Sahnede aslında gezinmediğini tam tersine dans ettiğini yıllar sonra amcam Fehmi Anlaroğlu’ndan öğrenince hayranlığım bir kat daha artmıştı rahmetliye.
Barış Manço, Nilüfer, İbrahim Tatlıses, Sezen Aksu, Nükhet Duru, Zerrin Özer, Erol Evgin, Selçuk Ural, Yıldırım Gürses, Belkıs Akkale, Samime Sanay, Vitamin, Tolgahan Dans Grubu, Mazhar – Fuar – Özkan, İzzet Altınmeşe, Zekai Tunca, Coşkun Sabah ve Selami Şahin gibi daha nice güzel sesten şarkı, türkü dinleyip çerez yerken tombala oynayan ve bir taraftan çocuklara susmasını tembih ederken diğer taraftan siyah beyaz televizyonda bambaşka dünyalara dalıp giden ailelerin içinde büyüdük.
Şimdiki gibi ne çam ağaçları satılırdı marketlerde ne de onların süsleyen pırıl pırıl eşyalar. Tenceremizde hindi kaynatılıp içine pilav doldurulmazdı hiç. Hiç yeni yıl hediyesi hiç almadık mesela ve eşe dosta yeni yıl kutlama mesajı atıldığına tanık olmadık.
Aslında yeni yıl kutlamaları diye bir şey de yoktu o zamanlar. Şimdiki gibi belediyeler şehri süslemeye kalkmaz vatandaşlar da böyle bir şey beklemezdi kendilerini yönetenlerden.
Tebrik kartlarını dağıtan postacılar ya milletvekillerinden ya da mülkü ve siyasi erkandan getirirdi ağzı açık zarfları. Gazetelere reklam veren şirketler bir elin parmağını geçmez, Cumhurbaşkanı ve Başbakan kısa birer mesajla herkesin yerine herkesin yeni yılını kutlardı sanki.
İşin en garip tarafı vatandaş yeni yıl kutlamaktan utanır, sanki bir ayıpmış gibi evinde eğlenir ancak ertesi gün sorulduğunda erkeden uyuduğunu söylerdi soranlara.

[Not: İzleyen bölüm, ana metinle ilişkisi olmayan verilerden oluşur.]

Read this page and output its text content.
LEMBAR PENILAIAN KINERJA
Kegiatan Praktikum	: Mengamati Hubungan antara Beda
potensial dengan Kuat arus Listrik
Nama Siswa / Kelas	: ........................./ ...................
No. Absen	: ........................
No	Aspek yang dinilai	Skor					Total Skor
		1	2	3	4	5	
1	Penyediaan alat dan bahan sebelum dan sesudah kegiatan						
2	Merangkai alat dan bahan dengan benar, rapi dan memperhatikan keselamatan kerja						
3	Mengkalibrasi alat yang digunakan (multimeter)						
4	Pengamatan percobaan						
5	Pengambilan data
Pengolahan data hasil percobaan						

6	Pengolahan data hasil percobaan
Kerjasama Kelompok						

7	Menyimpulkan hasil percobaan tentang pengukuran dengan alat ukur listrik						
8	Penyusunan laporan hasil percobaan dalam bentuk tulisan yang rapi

O zamanlar eğlenecek umuma açık çok yer yoktu çünkü. Olan yerler de bayanların gidebileceği yerler değil erkeklere özel pavyonlar ve meyhaneler olurdu.
80’lerde yılbaşı programları saat 01.00’de biterdi.
Ve sabah herkes işinde gücünde olurdu.
Sade, samimi ve sıradan bir gün olurdu yılbaşı gecesi.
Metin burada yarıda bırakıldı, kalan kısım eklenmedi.